For the last year or three of my late mother-in-law’s functional life – which is to say, when the dementia hadn’t yet made it too uncomfortable to tolerate even the 8-minute drive to our favorite lunch spot – she would eat only chocolate chess pie for lunch.

She didn’t just eat her slice of pie, though.

She savored it. She delighted in it. She was so exuberant, in fact, that people would often stop by our table on the way out to tell her how much pleasure they got just from witnessing her pleasure.

In those days, she would stage whisper about short, old people she saw in stores, no longer registering that she had long-since shrunk from her five-foot max height, that her hair had long been a wild halo of silver. In waiting rooms, I would leaf through magazine with her and she would use her arthritis-gnarled pointer finger to circle cleavage, giggling as she said, “I know why people read this magazine!”

So, when Eric Larson – a person who started as a colleague and friend, who has been a collaborative partner in projects both personal and professional, and who was even my supervisor for one intense 18-month stretch – said in our recent All Up in It conversation that his mother’s Alzheimer’s was funny even as it was heartbreaking, I knew exactly what he meant. I had witnessed that unique blend first-hand.

It’s this complex and countercultural blend of experiences that he’s currently exploring, along with a creative partner, hoping, as he said, that the audience of this eventual theater piece will find it, “…equal parts funny and heartbreaking. I want people’s hearts to break while they’re laughing, genuinely… I want tragedy and comedy right at the same spot.”

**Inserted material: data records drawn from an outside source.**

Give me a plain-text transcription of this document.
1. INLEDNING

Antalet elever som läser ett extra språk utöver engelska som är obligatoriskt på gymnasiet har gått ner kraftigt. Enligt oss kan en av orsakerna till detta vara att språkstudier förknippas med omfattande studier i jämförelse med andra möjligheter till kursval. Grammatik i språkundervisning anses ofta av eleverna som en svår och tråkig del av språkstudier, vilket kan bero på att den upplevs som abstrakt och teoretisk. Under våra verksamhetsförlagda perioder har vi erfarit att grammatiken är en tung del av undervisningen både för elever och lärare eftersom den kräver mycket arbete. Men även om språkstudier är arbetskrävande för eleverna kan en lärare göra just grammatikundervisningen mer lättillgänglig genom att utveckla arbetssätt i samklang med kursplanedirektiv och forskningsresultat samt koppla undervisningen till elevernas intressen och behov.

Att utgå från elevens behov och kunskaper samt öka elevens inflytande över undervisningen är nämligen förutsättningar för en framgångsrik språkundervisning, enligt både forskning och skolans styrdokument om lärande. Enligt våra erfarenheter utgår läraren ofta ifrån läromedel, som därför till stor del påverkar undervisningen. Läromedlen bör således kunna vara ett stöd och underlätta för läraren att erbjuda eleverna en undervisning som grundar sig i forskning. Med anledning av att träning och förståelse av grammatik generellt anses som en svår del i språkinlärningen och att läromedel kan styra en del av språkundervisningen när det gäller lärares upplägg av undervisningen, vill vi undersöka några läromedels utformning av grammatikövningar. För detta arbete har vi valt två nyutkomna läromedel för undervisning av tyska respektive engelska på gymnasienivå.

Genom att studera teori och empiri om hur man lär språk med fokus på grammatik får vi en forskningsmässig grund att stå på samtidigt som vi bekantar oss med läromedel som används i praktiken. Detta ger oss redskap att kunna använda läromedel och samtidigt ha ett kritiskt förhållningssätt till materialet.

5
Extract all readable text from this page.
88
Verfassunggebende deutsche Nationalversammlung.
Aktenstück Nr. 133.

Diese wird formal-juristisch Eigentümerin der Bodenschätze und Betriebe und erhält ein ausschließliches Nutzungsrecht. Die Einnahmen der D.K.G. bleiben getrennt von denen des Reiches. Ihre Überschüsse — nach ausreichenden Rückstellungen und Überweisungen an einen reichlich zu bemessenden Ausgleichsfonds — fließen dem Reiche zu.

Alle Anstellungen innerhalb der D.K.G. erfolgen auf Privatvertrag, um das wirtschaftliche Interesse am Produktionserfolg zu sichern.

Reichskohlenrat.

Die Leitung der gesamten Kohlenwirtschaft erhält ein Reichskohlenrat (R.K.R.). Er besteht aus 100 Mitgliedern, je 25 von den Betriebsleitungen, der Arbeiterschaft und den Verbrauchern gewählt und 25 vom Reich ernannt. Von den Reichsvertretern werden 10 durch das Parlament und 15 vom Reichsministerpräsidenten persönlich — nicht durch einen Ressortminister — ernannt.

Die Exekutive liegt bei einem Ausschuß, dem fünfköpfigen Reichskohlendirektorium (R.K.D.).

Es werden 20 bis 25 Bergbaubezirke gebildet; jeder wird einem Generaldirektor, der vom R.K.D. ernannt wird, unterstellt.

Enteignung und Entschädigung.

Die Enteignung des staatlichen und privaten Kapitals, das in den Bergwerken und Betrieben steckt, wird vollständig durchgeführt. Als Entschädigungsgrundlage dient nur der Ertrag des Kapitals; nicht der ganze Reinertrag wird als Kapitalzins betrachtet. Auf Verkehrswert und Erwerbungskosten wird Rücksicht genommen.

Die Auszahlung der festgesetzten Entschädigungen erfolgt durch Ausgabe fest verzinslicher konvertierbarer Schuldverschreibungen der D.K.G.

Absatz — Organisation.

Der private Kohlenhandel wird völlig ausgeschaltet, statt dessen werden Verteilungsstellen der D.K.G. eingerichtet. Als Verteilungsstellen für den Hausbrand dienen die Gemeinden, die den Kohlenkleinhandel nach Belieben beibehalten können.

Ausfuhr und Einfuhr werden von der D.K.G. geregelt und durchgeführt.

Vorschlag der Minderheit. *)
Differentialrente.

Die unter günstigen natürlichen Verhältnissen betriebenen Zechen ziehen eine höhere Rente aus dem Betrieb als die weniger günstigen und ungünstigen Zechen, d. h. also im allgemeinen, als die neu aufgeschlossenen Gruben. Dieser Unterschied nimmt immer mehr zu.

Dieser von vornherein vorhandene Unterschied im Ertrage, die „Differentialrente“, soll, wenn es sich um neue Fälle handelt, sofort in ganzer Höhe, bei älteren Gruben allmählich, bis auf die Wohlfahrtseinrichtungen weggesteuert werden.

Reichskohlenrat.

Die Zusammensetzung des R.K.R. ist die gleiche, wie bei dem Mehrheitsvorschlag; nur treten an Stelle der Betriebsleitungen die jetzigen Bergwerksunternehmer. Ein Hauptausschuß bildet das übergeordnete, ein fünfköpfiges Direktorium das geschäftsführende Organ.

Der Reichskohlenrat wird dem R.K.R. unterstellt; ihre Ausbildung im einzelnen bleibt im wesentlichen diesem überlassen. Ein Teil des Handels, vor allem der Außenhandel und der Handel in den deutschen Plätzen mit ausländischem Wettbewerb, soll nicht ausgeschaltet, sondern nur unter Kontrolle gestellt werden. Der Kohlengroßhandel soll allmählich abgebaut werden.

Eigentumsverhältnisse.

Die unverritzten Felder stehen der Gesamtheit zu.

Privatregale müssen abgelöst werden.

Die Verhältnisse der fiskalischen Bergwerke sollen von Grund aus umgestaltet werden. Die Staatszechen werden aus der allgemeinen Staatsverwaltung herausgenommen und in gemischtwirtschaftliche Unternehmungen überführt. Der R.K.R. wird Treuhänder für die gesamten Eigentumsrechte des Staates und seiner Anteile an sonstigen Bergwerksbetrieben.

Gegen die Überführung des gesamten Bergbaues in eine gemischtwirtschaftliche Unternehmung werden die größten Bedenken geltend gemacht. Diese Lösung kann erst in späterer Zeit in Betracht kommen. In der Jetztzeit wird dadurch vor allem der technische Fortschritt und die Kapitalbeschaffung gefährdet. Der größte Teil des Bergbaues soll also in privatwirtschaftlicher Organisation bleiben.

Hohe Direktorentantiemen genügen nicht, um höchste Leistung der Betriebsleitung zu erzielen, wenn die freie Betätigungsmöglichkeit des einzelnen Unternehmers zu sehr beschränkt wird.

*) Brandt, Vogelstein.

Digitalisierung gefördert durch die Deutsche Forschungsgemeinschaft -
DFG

You could take a minute to watch our preview, or you could just jump right in here:

Key moments in the conversation include…

…how Eric describes himself as a human:

  • Understanding himself as patterns set in motion way back then and that the more he explores the things that set other things in motion, the richer he becomes. We noticed together that this is akin to karma, the complex original version, not the snappy bumper sticker version
  • He finds this exploration one that will always be a deep mystery yet still worthy of exploration
  • Eric parsed out the cause from the meaning, noticing that they’re interconnected and both important yet unique from one another

…what Eric is all up in:

  • He describes himself, too, as compulsively always asking the big questions like the core question that he circles around, “What the hell is going on around here?”
  • Making theater and healing from complex trauma
  • The theater is maybe about an exploration of his mother’s death from Alzheimer’s in a co-creative and playful process with a creative partner; he’s not sure what this project will do for him but he knows he wants the audience to feel their hearts break while they are genuinely laughing, akin to the tradition of the tragic clown

…his tools include:

  • Relationship and the coming together regularly beyond his usual habits of cutting and running
  • Similarly: crawling toward what he wants to run from
  • We noticed together that collaboration is counter to the popular story that creativity et al is accomplished by brilliant individuals working alone

…he chose to spotlight:

The Mattering Movement, an organization shaped around answering the questions: What can we do to combat the pandemic of loneliness and despair that are harming our youth? How can we combat today’s widespread mattering deficit?